What is the limit of the solution curve as x approaches infinity?

[cokezero]

HELP! limit and differentials

1. i can't seem to figure this out...


if the differential equation dy/dx= y-2y^2 has a solution curve y=f(x) contianing point (o, 0.25) then the limit as x approaches infinity of f(x) is



a)no limit

b. 0

c. 0.25

d. 0.5

e. 2



he problem statement, all variables and given/known data



2. dy/dx= y-2y^2



3. i think it is no limit

integrate( dy/(y-2y^2)= dx)

 

[fizzzzzzzzzzzy]

it is no limit but do you need help solving the integral? also the integral of that doesn't have (0,0.25) but it has (0.25,0), is that what you meant?

 

[cokezero]

no i have the integral down f(X) becomes y= 1/(e^-x + 2) +C; now the limit of f(x) without the c value is 1/2 which is an asnwer choice; but if i take the limit with c , which is -1/12 b/c the initial condition given is (0, 1/4) the limit becomes .41666667; this however is not an answer choice given...

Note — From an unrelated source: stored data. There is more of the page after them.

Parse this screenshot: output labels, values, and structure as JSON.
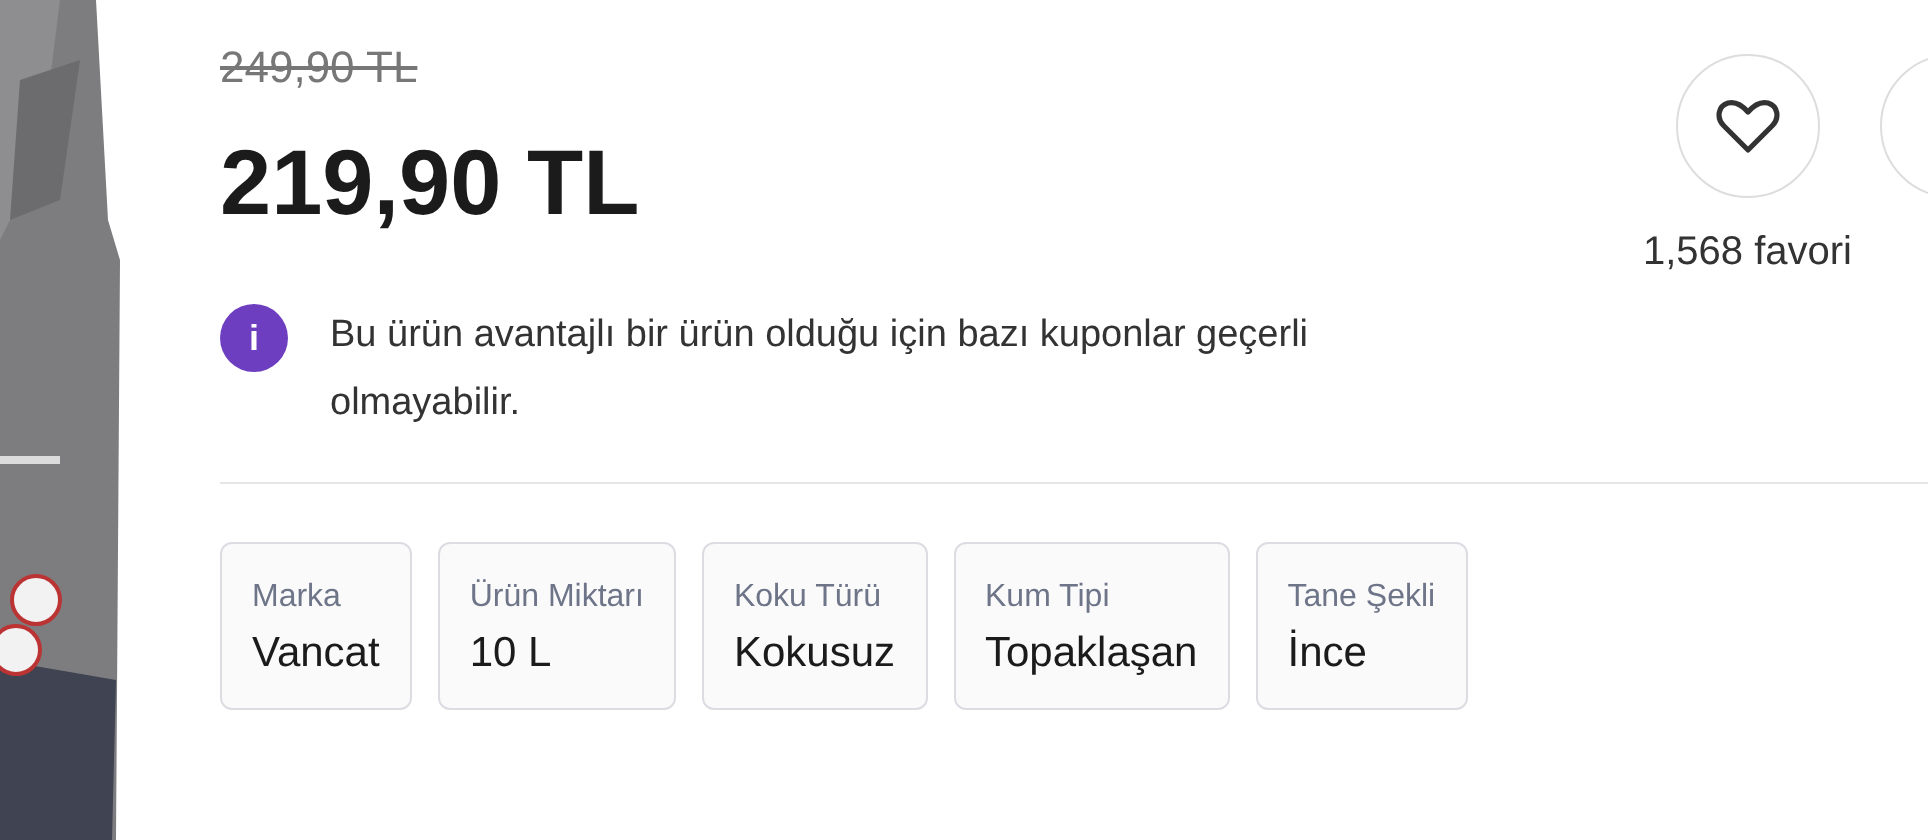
{
  "price": {
    "old": "249,90 TL",
    "current": "219,90 TL"
  },
  "favorite": {
    "count_text": "1,568 favori"
  },
  "notice": {
    "icon": "i",
    "text": "Bu ürün avantajlı bir ürün olduğu için bazı kuponlar geçerli olmayabilir."
  },
  "attributes": [
    {
      "label": "Marka",
      "value": "Vancat"
    },
    {
      "label": "Ürün Miktarı",
      "value": "10 L"
    },
    {
      "label": "Koku Türü",
      "value": "Kokusuz"
    },
    {
      "label": "Kum Tipi",
      "value": "Topaklaşan"
    },
    {
      "label": "Tane Şekli",
      "value": "İnce"
    }
  ]
}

so when taking the limit of the f(X) should i include the c value...does it matter?

 

[ziad1985]

f(x) pass in (0, 0.25) , find the value of c, then do the limit again.

 

[HallsofIvy]

I suspect that actually finding y was not the point of this question.
dy/dt= y- 2y²= y(1- 2y)= 0 when y= 0 or y= 1/2. That is, the differential equation has y= 0 and y= 1/2 as constant (equilibrium) solutions. If y< 0 then 1- 2y is positive so dy/dt is negative and y is decreasing. If 0< y< 1/2 then both y and 1-2y are positive so dy/dt is positive and y is increasing. y= 0 is an unstable equilibrium point. If 1/2< y then 1- 2y is negative so dy/dt is negative, dy/dt is negative so y is decreasing. y= 1/2 is a stable equilibrium point. If y(t) is positive for any t, then y(t) will go to 1/2 as t goes to infinity.

For this problem y(0)= 0.25> 0 so y(t) goes to 0.5 as t goes to infinity. The answer is (d).